Lack of Election Excitement
Months of speculation have now been put to rest with the announcement that Israel will hold a general election on 22 January 2013 for the 19th Knesset since the founding of the state in 1948. The Knesset returned to sit this week after the summer recess, and almost immediately dissolved itself to allow 3 months until the election is held.
Prime Minister Netanyahu announced the early election on national television last week. He acknowledged that the main driver behind his decision to bring forward the date of the election, is his belief that he will be unable to pass the state budget for 2013 with the existing coalition. Differently stated, I think that the prime minister has decided that the concessions that he would be forced to make in order to pass the state budget, do not warrant waiting until summer to hold the election. It is clear that one of the terms that coalition partners will be forced to agree to when the new government is constructed, is that they will support the vote on the state budget. The new government will aim to pass this as one of its very first acts when it comes into power after the election.
The Israeli public is particularly unenthusiastic about the prospects of being involved in a general election at this time. This is not an indication that the public does not value the democracy that is such an important part of every aspect of Israeli lifestyle. It is just that, at this juncture, most believe that an election will not bring about any change to the current set of circumstances that Israelis find themselves in. If things were going well, this would be OK. The issue is that things could be a lot better. The list of challenges that Israel finds herself up against now stretches from economic issues to the conflict with Iran. We should not forget the ongoing civil war on the border in Syria, and the downturn in relations with the USA. Rocket fire from Gaza towards Israeli civilians continues unabated, and the politicians have failed to find a solution to resolve the conundrum of how to draft religious young people to the army. Many of these problems are pressing, and require urgent attention by the political establishment.
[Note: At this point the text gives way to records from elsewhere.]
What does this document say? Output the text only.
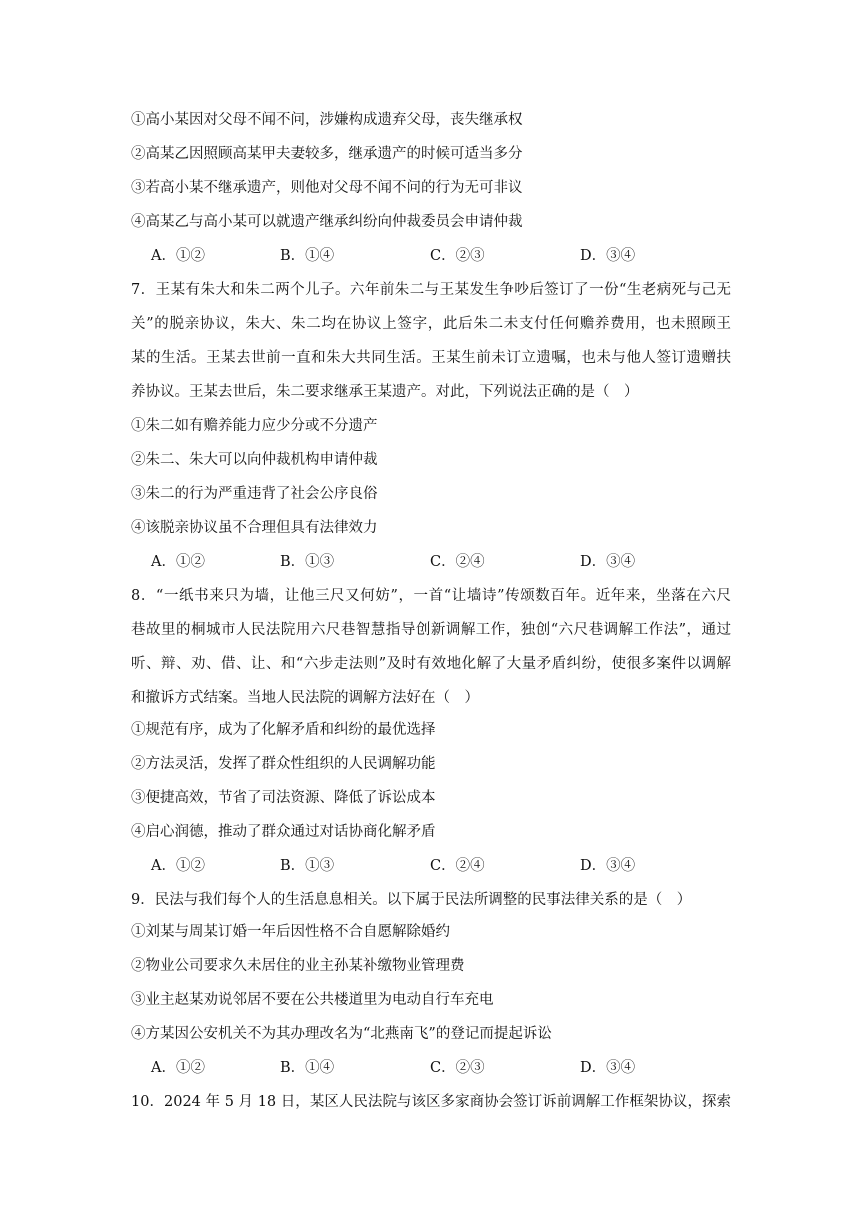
①高小某因对父母不闻不问，涉嫌构成遗弃父母，丧失继承权
②高某乙因照顾高某甲夫妻较多，继承遗产的时候可适当多分
③若高小某不继承遗产，则他对父母不闻不问的行为无可非议
④高某乙与高小某可以就遗产继承纠纷向仲裁委员会申请仲裁
A．①②	B．①④	C．②③	D．③④
7．王某有朱大和朱二两个儿子。六年前朱二与王某发生争吵后签订了一份“生老病死与己无
关”的脱亲协议，朱大、朱二均在协议上签字，此后朱二未支付任何赡养费用，也未照顾王
某的生活。王某去世前一直和朱大共同生活。王某生前未订立遗嘱，也未与他人签订遗赠扶
养协议。王某去世后，朱二要求继承王某遗产。对此，下列说法正确的是（　）
①朱二如有赡养能力应少分或不分遗产
②朱二、朱大可以向仲裁机构申请仲裁
③朱二的行为严重违背了社会公序良俗
④该脱亲协议虽不合理但具有法律效力
A．①②	B．①③	C．②④	D．③④
8．“一纸书来只为墙，让他三尺又何妨”，一首“让墙诗”传颂数百年。近年来，坐落在六尺
巷故里的桐城市人民法院用六尺巷智慧指导创新调解工作，独创“六尺巷调解工作法”，通过
听、辩、劝、借、让、和“六步走法则”及时有效地化解了大量矛盾纠纷，使很多案件以调解
和撤诉方式结案。当地人民法院的调解方法好在（　）
①规范有序，成为了化解矛盾和纠纷的最优选择
②方法灵活，发挥了群众性组织的人民调解功能
③便捷高效，节省了司法资源、降低了诉讼成本
④启心润德，推动了群众通过对话协商化解矛盾
A．①②	B．①③	C．②④	D．③④
9．民法与我们每个人的生活息息相关。以下属于民法所调整的民事法律关系的是（　）
①刘某与周某订婚一年后因性格不合自愿解除婚约
②物业公司要求久未居住的业主孙某补缴物业管理费
③业主赵某劝说邻居不要在公共楼道里为电动自行车充电
④方某因公安机关不为其办理改名为“北燕南飞”的登记而提起诉讼
A．①②	B．①④	C．②③	D．③④
10．2024 年 5 月 18 日，某区人民法院与该区多家商协会签订诉前调解工作框架协议，探索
The above list of problematic issues may make us seem ungrateful for what we have. This is not the case, and there are indeed many good things about living in Israel for which we are extremely grateful. The country continues to develop and grow, and is a miracle of modern times in terms of what has been achieved here in a short period of time. The good things are not ignored or forgotten by those living here. It is also true that we all desire more and better, even when things are good. These desires can sometimes be tangled up with the real problems threatening the existence of the state, and the well-being of its citizens. There can be no mistake, however, that there are some extremely urgent problems to be taken care of, upon which the future wellbeing of Israel and her citizens rests. Economic information shows that a high percentage of citizens are living on or below the bread line. This, in itself, is a very serious election issue and not a luxury or a “nice to have”. There are a number of other issues that are equally as important.
The problem with the current political environment leading into the next election, is that Prime Minister Netanyahu has no serious competition facing him. The only real question which currently needs answering is how much of a majority his coalition will have in the next government. There is no competitor to Bibi who looks remotely electable as prime minister. This fact leads to apathy within the electorate, as there is a feeling that there is not the same ability to influence the outcome of the election. As a result, many people prefer to stay at home rather than turn out to vote. This, in turn, could influence the outcome of the election if too many people who would vote for a certain party decide not to cast their votes. The other issue with the current situation is that governments are generally held more accountable when the opposition is stronger. The current circumstances provide a real danger that the opposition will be weak after the election, which potentially gives the government too much of a free hand.
The public is increasingly disillusioned with politics and politicians. There seems to be endless corruption and dishonesty inherent in Israeli politics, and this causes the electorate to distance itself from participating in the democratic process. All of this means, sadly, that there is probably more interest in November’s US presidential election than there is in our own general election.
The Israeli economy requires a state budget for 2013 to be passed as a matter of priority by the new government. Thereafter, there is much more work to be done to ensure that the Iran issue is properly dealt with. The list of important internal matters which awaits the new government is lengthy. Even though it seems unexciting and the result appears to be inevitable, the Israeli public are advised to carry out their democratic responsibility and participate in the vote. We understand that Bibi will continue in office as prime minister, but the make-up of the government is still undecided. The public has the opportunity to at least influence this.
If we wish to ensure that Israel continues in its role as one of the only democracies in the Middle East, it is critical for all citizens to participate in this democracy, even when it seems that the result is difficult to influence. It is important to strengthen this democracy by participating in it at every opportunity. This is no exception.